The goal of this project was to practice visualization using real world data, under a tight time constraint.
I have chosen to study a 2019 dataset of around 19,000 women's shoes and their associated product information. The dataset is the public extract of one of the databases sold by Datafiniti, a database provider. The public extract was downloaded from Kaggle.
Each line of the dataset is a pair of shoes sold at a merchant website. It shows brand, description, price, merchant and more.
Although it is a big dataset, a lot of information appears to be missing or non-usable, which made for long data cleaning at the beginning of the project. We only kept 725 rows and 6 columns from an initial dataset of 19,045 rows and 47 columns.
I have focused on studying the potential links between price and brand, and between price and color.
- The dataset used was uploaded at https://www.kaggle.com/datafiniti/womens-shoes-prices?select=7210_1.csv
- The codebook for the dataset can be found at https://developer.datafiniti.co/docs/product-data-schema
- A github repo was created specifically for this project, and can be found at https://github.com/HH2805/M2-mini-project-Dataviz-Helene The repo includes:
- a jupyter notebook named 'Shoes_Dataviz_preparation', which was used mainly to clean the dataset.
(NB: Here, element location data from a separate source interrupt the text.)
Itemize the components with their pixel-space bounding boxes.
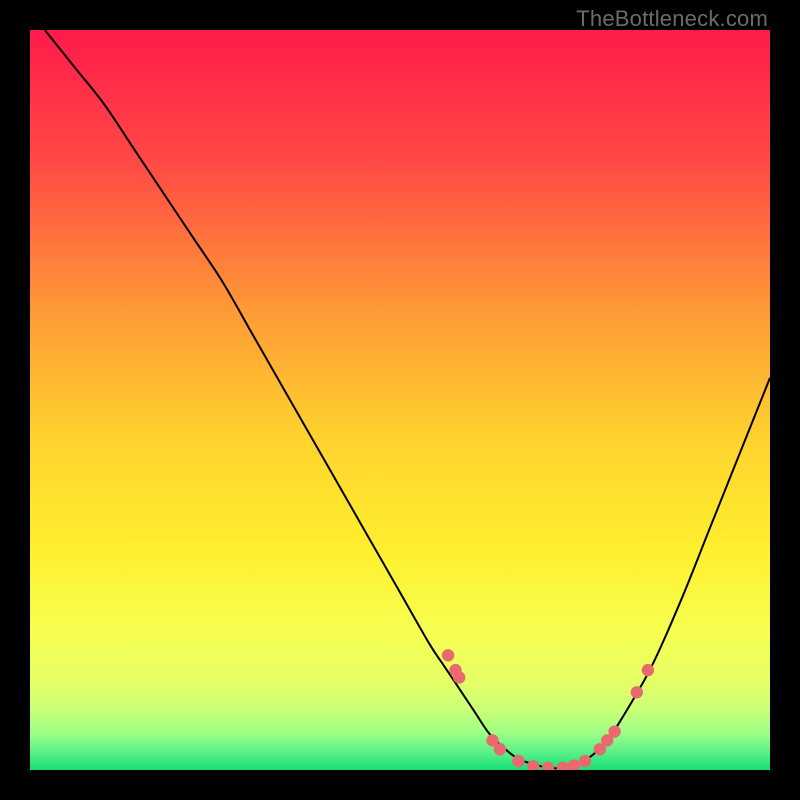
data-dot	[608, 725, 620, 737]
chart-frame: TheBottleneck.com	[0, 0, 800, 800]
plot-area	[30, 30, 770, 770]
data-dot	[568, 759, 580, 770]
data-dot	[527, 760, 539, 770]
data-dot	[579, 755, 591, 767]
watermark-text: TheBottleneck.com	[576, 6, 768, 32]
data-dot	[631, 686, 643, 698]
data-dot	[512, 755, 524, 767]
bottleneck-curve	[30, 30, 770, 770]
data-dot	[542, 762, 554, 770]
data-dot	[442, 649, 454, 661]
data-dot	[453, 671, 465, 683]
data-dot	[642, 664, 654, 676]
data-dot	[557, 762, 569, 770]
data-dot	[494, 743, 506, 755]
curve-path	[45, 30, 770, 768]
- The slides of a Tableau workbook which can also be found at: https://public.tableau.com/profile/h.l.ne.hill#!/
Please refer to the Tableau workbook.
It would have been useful to have a more complete dataset to study. I suspect that brand and color may not be the most important variables explaining price of shoes. The project timeframe did not allow to un-nest the info in the 'Shoe Features' column. It would be interesting to do so. I suspect we could find explicative variables there, such as style (pump, peep-toes, sandal etc.), heel height, material (leather or synthetic) to explain the price variable. It would be interesting to use the statsmodel library to see which of these variables explain the most the price of a shoe. Finally, there is another dataset by Datafiniti relating to men's shoes. It would be interesting to study the differences between the 2 datasets to see if there is a difference in price between women and men.